You can think about this at the limits. You could turn off the system for days, weeks, months, or whole seasons and allow the house to drift with the ambient environment. Then, you turn it on and recover to the conditioned mode. This certainly uses less energy than if you maintained it for that whole duration. This is because the loss to environment tapers off. It does not keep losing and reach some absurd extreme beyond that of the environment. Reducing the interval for the drift does not fundamentally change this equation. At the other extreme, you can do what a normal thermostat does now. The system is turned off for minutes and allowed to drift until it is called back into action. All other time intervals in between exist on a continuum. The maximal losses are when you try to keep the constant comfort level.

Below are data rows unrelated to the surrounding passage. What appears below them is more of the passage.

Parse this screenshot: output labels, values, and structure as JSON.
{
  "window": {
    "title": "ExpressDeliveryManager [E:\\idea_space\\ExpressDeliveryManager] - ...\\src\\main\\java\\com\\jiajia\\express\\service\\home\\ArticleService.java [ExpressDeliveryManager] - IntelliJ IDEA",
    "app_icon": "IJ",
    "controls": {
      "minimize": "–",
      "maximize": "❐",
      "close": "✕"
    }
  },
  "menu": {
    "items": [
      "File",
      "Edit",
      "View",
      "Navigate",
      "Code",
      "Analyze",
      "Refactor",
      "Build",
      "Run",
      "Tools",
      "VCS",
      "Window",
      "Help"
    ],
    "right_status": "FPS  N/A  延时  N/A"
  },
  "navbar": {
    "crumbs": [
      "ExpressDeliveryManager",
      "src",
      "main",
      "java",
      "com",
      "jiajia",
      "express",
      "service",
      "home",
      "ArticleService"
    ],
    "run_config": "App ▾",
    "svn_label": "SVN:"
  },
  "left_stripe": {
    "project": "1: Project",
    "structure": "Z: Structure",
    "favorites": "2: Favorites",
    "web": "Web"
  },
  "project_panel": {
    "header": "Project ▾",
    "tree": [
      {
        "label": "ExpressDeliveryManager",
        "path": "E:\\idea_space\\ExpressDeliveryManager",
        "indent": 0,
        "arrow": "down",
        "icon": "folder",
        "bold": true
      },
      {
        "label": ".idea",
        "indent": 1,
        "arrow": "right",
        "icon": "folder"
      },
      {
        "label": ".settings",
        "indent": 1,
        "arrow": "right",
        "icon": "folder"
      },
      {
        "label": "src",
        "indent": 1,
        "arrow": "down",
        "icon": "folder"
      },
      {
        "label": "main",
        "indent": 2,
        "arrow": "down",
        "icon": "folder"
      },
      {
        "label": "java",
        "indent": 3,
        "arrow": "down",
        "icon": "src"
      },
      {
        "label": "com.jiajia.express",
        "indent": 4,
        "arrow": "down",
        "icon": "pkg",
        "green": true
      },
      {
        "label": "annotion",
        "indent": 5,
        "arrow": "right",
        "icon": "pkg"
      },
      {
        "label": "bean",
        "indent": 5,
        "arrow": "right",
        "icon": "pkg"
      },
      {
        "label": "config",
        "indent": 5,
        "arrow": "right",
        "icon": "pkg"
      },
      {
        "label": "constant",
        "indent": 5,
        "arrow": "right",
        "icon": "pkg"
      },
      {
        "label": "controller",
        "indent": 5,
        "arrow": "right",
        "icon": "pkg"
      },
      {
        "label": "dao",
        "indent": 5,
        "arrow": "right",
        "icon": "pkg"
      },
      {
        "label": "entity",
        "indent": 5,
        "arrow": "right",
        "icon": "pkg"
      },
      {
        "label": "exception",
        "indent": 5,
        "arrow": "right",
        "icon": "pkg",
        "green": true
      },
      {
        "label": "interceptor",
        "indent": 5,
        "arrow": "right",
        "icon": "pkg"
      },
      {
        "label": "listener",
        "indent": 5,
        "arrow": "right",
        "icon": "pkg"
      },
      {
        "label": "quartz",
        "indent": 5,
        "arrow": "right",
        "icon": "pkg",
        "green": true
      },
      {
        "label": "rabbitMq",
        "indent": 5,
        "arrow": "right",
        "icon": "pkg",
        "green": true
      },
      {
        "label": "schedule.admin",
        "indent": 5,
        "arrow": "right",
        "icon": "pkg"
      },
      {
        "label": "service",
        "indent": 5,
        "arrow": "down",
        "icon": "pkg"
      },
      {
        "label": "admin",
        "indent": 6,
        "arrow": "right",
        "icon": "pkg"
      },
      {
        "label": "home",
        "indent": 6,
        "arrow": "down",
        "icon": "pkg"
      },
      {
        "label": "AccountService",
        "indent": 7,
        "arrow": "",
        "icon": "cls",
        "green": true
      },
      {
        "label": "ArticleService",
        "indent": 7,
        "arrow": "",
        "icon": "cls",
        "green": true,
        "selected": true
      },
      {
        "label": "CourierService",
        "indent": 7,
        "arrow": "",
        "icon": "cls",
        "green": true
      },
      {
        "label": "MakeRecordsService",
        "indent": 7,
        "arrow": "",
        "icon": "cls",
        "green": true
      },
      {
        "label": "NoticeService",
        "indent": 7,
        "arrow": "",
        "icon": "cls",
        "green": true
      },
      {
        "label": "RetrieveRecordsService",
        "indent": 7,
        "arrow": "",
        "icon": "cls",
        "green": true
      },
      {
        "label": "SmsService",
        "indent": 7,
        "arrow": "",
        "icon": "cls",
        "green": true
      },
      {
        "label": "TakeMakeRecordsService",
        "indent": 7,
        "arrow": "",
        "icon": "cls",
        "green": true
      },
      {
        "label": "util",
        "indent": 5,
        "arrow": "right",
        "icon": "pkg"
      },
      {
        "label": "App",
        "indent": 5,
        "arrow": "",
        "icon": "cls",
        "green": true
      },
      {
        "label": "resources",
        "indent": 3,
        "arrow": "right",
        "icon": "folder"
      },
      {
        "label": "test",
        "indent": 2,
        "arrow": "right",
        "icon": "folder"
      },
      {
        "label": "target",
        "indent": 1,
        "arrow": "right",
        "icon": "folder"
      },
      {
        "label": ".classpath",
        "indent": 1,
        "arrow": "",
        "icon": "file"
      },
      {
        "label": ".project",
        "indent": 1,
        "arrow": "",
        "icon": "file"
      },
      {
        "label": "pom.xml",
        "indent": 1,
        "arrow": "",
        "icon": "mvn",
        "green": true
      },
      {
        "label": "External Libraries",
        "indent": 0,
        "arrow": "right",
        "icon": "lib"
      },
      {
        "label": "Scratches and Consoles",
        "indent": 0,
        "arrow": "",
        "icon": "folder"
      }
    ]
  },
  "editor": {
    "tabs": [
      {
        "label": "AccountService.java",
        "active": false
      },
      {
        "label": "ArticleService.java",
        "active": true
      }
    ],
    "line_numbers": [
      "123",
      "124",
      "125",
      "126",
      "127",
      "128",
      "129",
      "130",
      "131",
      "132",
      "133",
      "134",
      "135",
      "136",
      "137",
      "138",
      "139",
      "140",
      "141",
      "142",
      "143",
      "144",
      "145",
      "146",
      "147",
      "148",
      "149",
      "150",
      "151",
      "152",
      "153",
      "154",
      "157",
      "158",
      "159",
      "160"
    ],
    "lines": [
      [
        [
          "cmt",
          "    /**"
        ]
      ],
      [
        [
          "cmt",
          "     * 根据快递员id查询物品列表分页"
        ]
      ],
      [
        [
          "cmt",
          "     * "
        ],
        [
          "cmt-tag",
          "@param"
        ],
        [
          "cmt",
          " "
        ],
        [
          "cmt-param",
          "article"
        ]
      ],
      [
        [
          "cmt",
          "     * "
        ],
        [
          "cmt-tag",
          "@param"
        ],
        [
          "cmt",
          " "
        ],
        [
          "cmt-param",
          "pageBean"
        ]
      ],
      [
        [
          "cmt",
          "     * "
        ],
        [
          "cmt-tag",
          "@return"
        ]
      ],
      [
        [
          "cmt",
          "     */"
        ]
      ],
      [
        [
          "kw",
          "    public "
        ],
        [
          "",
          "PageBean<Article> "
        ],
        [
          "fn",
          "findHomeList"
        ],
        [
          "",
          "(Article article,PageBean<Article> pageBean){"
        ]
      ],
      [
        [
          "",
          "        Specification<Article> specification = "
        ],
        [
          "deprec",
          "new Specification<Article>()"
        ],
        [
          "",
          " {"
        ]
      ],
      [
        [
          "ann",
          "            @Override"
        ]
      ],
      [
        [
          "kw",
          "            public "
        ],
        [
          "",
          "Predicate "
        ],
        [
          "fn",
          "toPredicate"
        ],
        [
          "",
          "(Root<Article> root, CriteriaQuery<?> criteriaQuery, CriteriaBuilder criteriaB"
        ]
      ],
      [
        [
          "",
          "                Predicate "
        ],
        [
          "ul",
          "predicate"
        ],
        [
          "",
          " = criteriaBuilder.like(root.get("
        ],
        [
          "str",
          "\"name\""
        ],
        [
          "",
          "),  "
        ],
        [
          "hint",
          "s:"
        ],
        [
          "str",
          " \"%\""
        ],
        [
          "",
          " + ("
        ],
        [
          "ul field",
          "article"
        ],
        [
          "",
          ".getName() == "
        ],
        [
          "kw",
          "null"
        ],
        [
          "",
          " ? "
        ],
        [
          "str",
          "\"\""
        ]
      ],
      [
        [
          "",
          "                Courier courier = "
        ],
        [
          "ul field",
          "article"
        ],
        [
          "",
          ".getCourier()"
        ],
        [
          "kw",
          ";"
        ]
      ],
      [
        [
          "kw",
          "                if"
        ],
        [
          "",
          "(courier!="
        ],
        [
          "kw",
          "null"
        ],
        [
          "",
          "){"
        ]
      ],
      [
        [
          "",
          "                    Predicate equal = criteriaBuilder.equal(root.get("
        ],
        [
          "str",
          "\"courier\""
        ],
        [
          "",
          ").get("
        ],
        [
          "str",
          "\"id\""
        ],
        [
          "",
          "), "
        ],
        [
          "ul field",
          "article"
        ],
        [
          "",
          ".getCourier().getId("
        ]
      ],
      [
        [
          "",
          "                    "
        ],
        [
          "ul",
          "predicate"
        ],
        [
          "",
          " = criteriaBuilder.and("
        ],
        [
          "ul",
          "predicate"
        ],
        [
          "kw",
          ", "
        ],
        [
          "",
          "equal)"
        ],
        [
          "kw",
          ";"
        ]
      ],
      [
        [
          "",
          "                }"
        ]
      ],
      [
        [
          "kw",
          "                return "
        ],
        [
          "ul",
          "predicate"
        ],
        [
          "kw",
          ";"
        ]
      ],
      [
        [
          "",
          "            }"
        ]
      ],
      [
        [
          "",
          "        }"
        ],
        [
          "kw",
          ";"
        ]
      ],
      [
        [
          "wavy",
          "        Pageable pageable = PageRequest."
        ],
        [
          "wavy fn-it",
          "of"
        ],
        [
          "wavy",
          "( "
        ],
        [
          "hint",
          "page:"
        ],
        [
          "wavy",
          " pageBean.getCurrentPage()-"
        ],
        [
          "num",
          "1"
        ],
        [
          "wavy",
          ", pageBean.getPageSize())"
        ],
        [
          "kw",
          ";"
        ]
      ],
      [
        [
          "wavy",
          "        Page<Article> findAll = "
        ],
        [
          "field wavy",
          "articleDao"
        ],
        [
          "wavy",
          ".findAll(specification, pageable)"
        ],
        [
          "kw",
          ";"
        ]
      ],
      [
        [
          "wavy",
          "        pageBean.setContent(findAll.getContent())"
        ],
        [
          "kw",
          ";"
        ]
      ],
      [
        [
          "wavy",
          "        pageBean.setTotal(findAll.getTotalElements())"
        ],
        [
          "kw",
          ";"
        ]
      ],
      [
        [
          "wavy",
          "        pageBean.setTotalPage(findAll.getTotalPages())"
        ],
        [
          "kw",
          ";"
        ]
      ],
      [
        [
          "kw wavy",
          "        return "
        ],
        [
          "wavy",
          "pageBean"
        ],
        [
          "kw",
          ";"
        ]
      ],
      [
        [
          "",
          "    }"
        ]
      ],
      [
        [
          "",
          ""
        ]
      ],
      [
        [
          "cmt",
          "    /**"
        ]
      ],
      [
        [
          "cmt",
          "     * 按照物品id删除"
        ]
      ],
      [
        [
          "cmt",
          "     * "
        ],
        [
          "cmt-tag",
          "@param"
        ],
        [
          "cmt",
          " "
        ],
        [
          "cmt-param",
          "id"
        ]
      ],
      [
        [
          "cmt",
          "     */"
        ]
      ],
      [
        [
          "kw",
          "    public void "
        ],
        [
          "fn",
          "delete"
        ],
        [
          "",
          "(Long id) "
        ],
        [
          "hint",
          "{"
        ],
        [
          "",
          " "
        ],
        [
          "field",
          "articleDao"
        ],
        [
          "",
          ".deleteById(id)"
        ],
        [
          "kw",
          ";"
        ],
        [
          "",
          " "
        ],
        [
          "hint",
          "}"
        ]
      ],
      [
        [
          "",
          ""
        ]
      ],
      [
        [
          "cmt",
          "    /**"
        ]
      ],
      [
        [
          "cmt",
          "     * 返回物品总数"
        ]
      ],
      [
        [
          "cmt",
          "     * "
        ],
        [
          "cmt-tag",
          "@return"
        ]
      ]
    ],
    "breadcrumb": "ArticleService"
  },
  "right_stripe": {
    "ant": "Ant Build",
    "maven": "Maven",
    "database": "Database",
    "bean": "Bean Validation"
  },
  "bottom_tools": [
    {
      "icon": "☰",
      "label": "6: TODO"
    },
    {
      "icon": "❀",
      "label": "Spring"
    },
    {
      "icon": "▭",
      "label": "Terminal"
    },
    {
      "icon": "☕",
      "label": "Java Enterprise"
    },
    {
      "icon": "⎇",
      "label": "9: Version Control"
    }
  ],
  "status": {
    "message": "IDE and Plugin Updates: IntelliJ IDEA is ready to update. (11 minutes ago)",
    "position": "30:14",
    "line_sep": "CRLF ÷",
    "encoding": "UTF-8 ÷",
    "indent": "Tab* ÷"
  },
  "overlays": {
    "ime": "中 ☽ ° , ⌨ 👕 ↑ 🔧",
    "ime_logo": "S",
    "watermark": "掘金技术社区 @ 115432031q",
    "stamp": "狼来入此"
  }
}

As far as thermodynamics, you're always exchanging heat with the environment. Only the coefficients change with different insulation levels. And these losses correlate with the gradient between the inside and outside. When the gradient is zero, equilibrium means zero net heat transfer. When the house is allowed to drift towards the outside temperature, the total losses will be lower than if comfort were maintained through those same hours. The integral (sum) of these loss rates over time is your total energy loss and a good proxy for the total energy needed from the heating system to condition the space.
The whole tradeoff is about comfort and convenience to have the space conditioned when you want it and to have an appropriately sized system for the needed load. Whether oversized or undersized, equipment may not operate efficiently if asked to operate outside its designed load level and duty cycle. It can also become unreliable with the wrong duty cycle, i.e. a small unit asked to run too long and too frequently or a large unit asked to run too infrequently and for too short a duration each time.

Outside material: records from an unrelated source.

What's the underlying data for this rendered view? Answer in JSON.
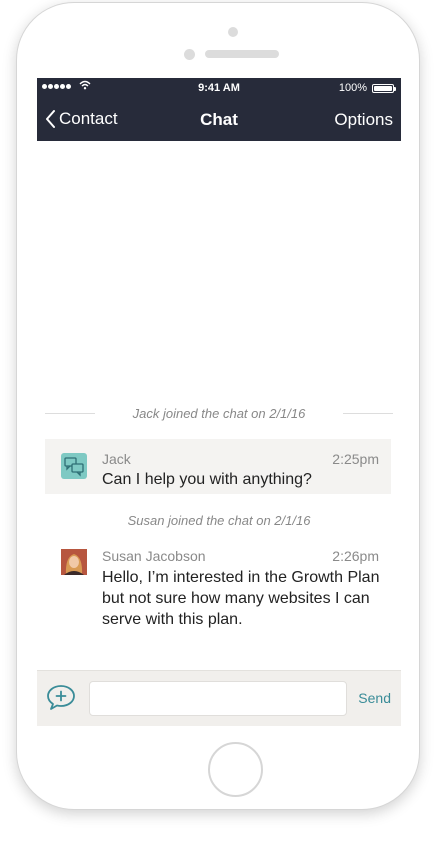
{
  "status_bar": {
    "time": "9:41 AM",
    "battery": "100%"
  },
  "nav": {
    "back_label": "Contact",
    "title": "Chat",
    "options_label": "Options"
  },
  "events": [
    {
      "text": "Jack joined the chat on 2/1/16"
    },
    {
      "text": "Susan joined the chat on 2/1/16"
    }
  ],
  "messages": [
    {
      "sender": "Jack",
      "time": "2:25pm",
      "text": "Can I help you with anything?",
      "avatar": "chat-bubbles-icon"
    },
    {
      "sender": "Susan Jacobson",
      "time": "2:26pm",
      "text": "Hello, I’m interested in the Growth Plan but not sure how many websites I can serve with this plan.",
      "avatar": "user-photo"
    }
  ],
  "compose": {
    "placeholder": "",
    "value": "",
    "send_label": "Send"
  },
  "colors": {
    "header": "#272b3a",
    "accent": "#3a8c98",
    "highlight": "#f4f3f1",
    "compose_bg": "#f1efec"
  }
}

That the equipment has to operate at a higher load during recovery does not imply that it actually uses more total energy in the daily cycle. That would only be true if the equipment is inefficient at the recovery load. An example where this is true would be a heatpump system with an auxiliary resistive heating element that engages in recovery. But, a gas furnace or a sufficiently large heatpump is likely more efficient in recovery since it is also working with a larger gradient until recovery is complete.

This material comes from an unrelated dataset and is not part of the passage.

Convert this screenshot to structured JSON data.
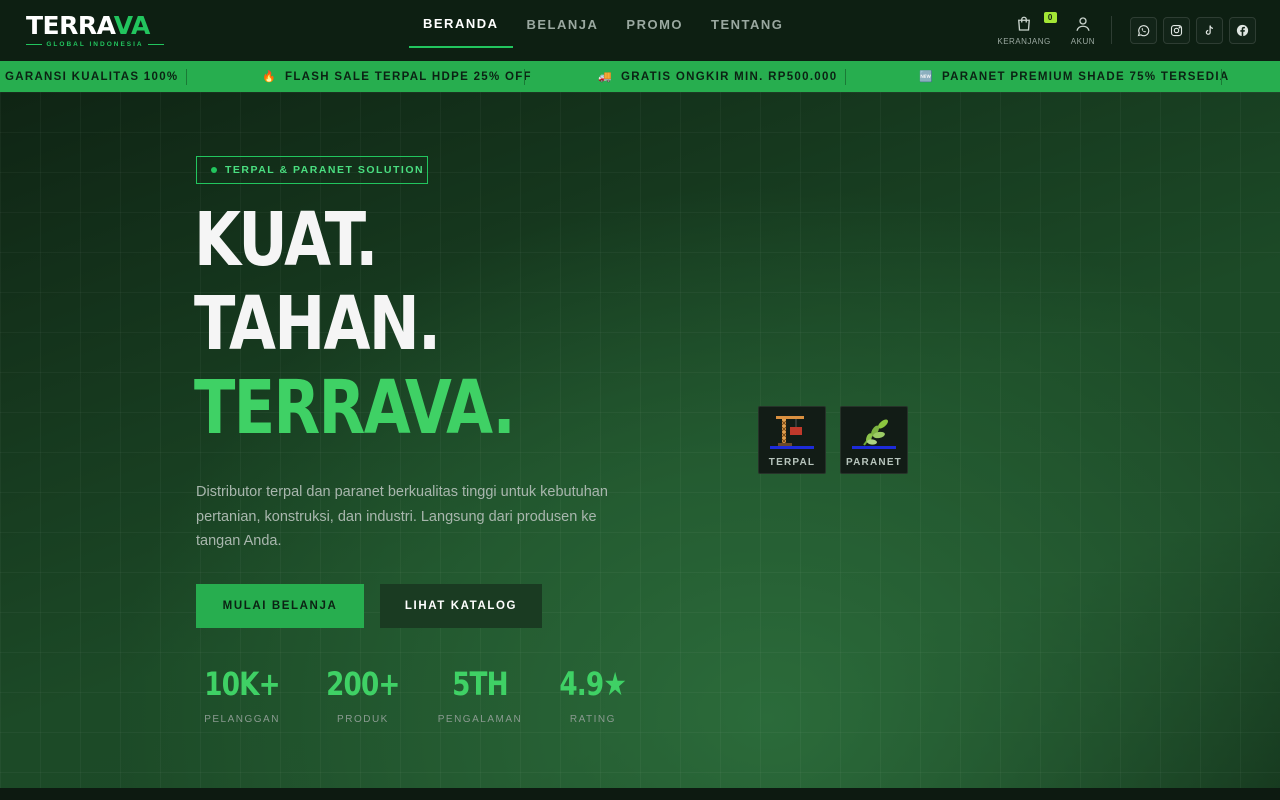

It is common for basic clock-based, programmable or smart thermostats to allow for daily drift to save energy. They use a more comfortable set point during morning and evening hours when occupants are most sensitive and then allow some drift towards ambient during midday and nighttime hours when occupants are less likely to notice. This is precisely to leverage this tradeoff to have less total energy losses per day. They don't completely turn off but vary the set point so that the building is kept within a range where the comfortable and efficient recovery is possible. Depending on the day, this might be equivalent to turning off or it might just reduce the duty cycle slightly.